Documentación necesaria para la
adopción
El interesado debe
acudir al servicio de protección de menores de la Comunidad Autónoma a
la que pertenezca y cumplimentar un cuestionario de disponibilidad. Éste deberá
ir acompañado de una serie de documentos que pueden variar de unas Comunidades
Autónomas a otras:
· Del Registro Civil:
- Certificado de
inscripción de nacimiento.
- Certificado literal de
matrimonio o de inscripción en el Registro como pareja de hecho.
- Fotocopia compulsada del
Documento Nacional de Identidad.
- Fotocopia compulsada del
Libro de Familia.
· Del Ayuntamiento:
- Certificado de empadronamiento.
· De Hacienda:
- Fotocopia compulsada de
la declaración del IRPF (Impuesto sobre la Renta de las Personas Físicas) y
sobre el Patrimonio del último ejercicio económico.
· Del notario:
- Declaración jurada de
inexistencia de hijos propios y/o adoptados en caso de manifestar carencia de
hijos.
· Otros:
- Certificado médico del
estado de salud psicofísica de cada solicitante, en el que se haga constar, en
su caso, si padece enfermedad crónica grave, infecto-contagiosa o degenerativa
o si presenta dependencia de drogas.
- Fotografías tipo carnet
de cada solicitante.
Procedimiento
Tras haber presentado
la solicitud de adopción, el servicio de protección de menores comienza un
estudio psico-social de los solicitantes llamado Valor de Idoneidad. Es
un requisito indispensable, pero no garantiza la adopción.
Este estudio
realizado por un psicólogo y un trabajador social sobre las
características psicológicas y la situación socioeconómica de los adoptantes es un requisito indispensable,
pero que no es algo que llegue a garantizar la adopción.
Posteriormente, los Servicios
Sociales presentan al juez instructor del caso un expediente de propuesta
previa. Este puede llegar a no tener que presentarse y agilizar el
procedimiento si el menor reúne alguna de las siguientes características:
· Ser huérfano y pariente del adoptante en tercer grado
de sangre o de afinidad.
· Ser hijo del consorte o de la pareja legal del
adoptante.
· Llevar legalmente más de un año bajo la medida de un
acogimiento preadoptivo o bajo una tutela.

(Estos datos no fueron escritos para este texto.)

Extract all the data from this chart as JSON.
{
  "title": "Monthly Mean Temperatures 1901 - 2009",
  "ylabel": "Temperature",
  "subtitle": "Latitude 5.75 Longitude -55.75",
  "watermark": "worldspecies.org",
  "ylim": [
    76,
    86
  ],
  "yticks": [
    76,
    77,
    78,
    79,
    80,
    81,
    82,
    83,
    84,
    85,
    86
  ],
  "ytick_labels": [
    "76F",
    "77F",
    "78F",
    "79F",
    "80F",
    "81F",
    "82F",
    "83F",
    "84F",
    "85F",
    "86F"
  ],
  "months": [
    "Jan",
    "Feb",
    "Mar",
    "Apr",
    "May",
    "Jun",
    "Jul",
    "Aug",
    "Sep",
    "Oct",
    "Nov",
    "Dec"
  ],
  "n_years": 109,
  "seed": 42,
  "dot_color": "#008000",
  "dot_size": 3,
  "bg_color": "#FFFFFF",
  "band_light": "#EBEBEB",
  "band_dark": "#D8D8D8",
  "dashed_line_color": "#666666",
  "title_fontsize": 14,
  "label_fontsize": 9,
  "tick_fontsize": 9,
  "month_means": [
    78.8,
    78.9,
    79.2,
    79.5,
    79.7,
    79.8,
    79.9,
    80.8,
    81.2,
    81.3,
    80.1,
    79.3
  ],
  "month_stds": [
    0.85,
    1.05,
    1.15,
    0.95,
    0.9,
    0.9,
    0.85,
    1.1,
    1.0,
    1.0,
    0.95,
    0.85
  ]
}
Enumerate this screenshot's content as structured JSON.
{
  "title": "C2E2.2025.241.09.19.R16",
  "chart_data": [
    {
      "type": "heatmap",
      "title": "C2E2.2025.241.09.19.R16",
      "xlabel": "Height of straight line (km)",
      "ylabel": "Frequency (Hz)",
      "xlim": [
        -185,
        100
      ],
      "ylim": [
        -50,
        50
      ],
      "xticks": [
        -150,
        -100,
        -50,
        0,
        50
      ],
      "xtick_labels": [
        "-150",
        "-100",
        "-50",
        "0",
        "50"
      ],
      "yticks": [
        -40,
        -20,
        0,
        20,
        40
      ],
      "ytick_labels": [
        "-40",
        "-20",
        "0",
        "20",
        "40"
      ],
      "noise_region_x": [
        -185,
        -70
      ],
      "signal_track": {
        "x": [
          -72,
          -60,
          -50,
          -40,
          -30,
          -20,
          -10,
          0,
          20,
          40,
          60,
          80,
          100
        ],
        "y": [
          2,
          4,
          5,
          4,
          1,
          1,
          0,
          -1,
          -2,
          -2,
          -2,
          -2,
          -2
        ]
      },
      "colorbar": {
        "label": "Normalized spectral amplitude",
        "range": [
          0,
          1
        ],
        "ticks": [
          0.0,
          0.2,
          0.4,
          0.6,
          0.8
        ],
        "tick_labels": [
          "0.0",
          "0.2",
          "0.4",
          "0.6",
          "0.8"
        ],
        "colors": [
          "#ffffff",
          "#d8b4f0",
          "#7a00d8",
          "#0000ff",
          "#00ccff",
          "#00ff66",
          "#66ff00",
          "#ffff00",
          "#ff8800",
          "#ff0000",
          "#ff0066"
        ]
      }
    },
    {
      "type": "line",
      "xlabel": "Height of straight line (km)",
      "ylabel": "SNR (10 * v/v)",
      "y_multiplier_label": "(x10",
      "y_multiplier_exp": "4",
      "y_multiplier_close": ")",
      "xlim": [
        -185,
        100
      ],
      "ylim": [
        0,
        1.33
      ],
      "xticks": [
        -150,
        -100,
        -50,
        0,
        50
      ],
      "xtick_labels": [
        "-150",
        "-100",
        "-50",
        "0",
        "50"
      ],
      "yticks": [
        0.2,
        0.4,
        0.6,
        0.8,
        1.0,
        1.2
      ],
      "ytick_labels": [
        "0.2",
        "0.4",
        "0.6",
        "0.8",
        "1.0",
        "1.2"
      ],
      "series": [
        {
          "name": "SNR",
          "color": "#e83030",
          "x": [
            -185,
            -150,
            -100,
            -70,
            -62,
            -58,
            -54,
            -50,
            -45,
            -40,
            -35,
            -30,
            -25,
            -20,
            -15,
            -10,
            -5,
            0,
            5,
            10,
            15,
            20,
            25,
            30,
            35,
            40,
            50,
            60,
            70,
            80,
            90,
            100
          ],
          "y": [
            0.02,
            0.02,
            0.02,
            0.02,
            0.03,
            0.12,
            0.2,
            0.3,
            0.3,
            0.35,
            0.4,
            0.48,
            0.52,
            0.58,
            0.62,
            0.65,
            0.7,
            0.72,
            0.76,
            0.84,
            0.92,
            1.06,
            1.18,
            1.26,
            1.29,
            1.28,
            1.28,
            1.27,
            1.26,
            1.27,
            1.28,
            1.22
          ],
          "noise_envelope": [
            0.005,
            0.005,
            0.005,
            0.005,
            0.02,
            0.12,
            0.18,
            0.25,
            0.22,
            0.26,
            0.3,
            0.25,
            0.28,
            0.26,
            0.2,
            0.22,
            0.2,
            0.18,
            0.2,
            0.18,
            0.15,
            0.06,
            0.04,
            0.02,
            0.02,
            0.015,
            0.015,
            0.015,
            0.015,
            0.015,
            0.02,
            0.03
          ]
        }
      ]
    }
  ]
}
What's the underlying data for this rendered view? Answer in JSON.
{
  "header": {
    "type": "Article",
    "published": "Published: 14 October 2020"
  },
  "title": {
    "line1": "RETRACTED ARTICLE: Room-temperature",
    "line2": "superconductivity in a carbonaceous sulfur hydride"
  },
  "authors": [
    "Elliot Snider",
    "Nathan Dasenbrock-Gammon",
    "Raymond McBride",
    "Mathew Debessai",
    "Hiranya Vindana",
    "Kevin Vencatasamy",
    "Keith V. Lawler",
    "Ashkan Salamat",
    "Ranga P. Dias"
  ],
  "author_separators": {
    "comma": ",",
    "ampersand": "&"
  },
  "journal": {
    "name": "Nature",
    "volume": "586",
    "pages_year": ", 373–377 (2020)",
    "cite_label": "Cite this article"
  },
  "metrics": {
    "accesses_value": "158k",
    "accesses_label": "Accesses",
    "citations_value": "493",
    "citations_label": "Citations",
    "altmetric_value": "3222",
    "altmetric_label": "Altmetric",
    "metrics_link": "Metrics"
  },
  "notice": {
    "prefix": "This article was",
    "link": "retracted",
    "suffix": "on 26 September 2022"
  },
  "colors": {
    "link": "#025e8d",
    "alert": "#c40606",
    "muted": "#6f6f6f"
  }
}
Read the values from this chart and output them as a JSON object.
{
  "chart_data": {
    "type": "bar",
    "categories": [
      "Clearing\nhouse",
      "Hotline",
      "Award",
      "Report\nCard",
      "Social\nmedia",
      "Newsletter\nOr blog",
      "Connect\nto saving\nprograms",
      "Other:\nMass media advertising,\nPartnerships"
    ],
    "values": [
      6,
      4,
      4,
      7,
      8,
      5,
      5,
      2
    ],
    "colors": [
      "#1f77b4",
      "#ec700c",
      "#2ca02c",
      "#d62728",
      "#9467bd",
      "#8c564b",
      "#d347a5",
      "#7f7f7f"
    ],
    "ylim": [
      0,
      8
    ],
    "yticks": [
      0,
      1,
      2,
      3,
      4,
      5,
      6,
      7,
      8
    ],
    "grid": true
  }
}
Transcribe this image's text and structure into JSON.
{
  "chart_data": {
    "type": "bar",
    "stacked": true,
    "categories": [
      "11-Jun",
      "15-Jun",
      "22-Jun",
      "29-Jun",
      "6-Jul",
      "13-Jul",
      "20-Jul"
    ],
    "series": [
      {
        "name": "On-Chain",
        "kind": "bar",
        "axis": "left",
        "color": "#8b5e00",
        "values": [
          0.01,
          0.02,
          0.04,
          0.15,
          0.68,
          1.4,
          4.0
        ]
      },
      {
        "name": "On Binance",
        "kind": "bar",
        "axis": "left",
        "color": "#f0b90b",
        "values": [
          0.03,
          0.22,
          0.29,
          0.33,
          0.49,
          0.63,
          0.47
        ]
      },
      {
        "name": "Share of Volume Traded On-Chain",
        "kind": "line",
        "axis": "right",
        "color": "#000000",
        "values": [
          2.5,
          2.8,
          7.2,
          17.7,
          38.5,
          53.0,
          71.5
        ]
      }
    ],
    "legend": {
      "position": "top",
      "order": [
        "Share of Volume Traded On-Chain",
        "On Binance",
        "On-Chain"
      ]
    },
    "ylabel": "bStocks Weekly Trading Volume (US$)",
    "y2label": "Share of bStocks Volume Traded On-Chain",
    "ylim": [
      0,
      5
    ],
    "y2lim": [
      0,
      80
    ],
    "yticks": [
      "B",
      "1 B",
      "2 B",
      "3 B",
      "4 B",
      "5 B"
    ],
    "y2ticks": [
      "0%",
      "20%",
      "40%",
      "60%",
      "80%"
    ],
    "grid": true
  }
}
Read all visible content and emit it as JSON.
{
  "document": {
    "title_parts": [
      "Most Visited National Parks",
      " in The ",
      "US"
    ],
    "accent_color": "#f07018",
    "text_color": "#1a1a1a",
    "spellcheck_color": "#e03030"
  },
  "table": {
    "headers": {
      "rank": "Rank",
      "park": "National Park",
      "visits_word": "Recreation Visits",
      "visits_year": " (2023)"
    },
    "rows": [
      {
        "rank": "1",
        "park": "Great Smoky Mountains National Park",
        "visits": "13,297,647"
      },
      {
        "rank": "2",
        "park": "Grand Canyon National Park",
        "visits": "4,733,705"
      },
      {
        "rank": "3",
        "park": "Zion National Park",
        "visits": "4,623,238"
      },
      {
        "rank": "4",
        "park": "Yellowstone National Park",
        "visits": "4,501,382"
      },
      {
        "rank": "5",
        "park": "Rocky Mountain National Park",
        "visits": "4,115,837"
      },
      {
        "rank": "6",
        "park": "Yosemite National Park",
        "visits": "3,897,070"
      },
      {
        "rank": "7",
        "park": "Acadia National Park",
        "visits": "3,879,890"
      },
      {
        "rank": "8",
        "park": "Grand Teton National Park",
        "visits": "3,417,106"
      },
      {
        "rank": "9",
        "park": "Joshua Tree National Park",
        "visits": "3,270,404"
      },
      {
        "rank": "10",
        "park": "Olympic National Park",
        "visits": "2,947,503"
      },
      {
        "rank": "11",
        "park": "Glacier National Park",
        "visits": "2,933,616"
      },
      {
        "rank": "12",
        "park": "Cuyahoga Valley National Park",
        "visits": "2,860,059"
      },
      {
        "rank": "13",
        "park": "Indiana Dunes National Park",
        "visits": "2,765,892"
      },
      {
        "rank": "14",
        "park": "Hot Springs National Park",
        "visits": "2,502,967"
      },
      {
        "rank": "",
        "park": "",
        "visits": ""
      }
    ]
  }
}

· Ser mayor de edad o ser un menor emancipado.
Observaciones
En algunas adopciones nacionales tiene gran importancia el parentesco
entre el adoptante y el menor adoptado. Éste puede medirse por:
· El grado de sangre: es el vínculo de sangre que une a las personas.
· El grado de afinidad: une a una persona con los parientes de sangre de su
cónyuge o pareja legal.
El tercer grado de
sangre es el que engloba a los bisabuelos y biznietos y a tíos y sobrinos.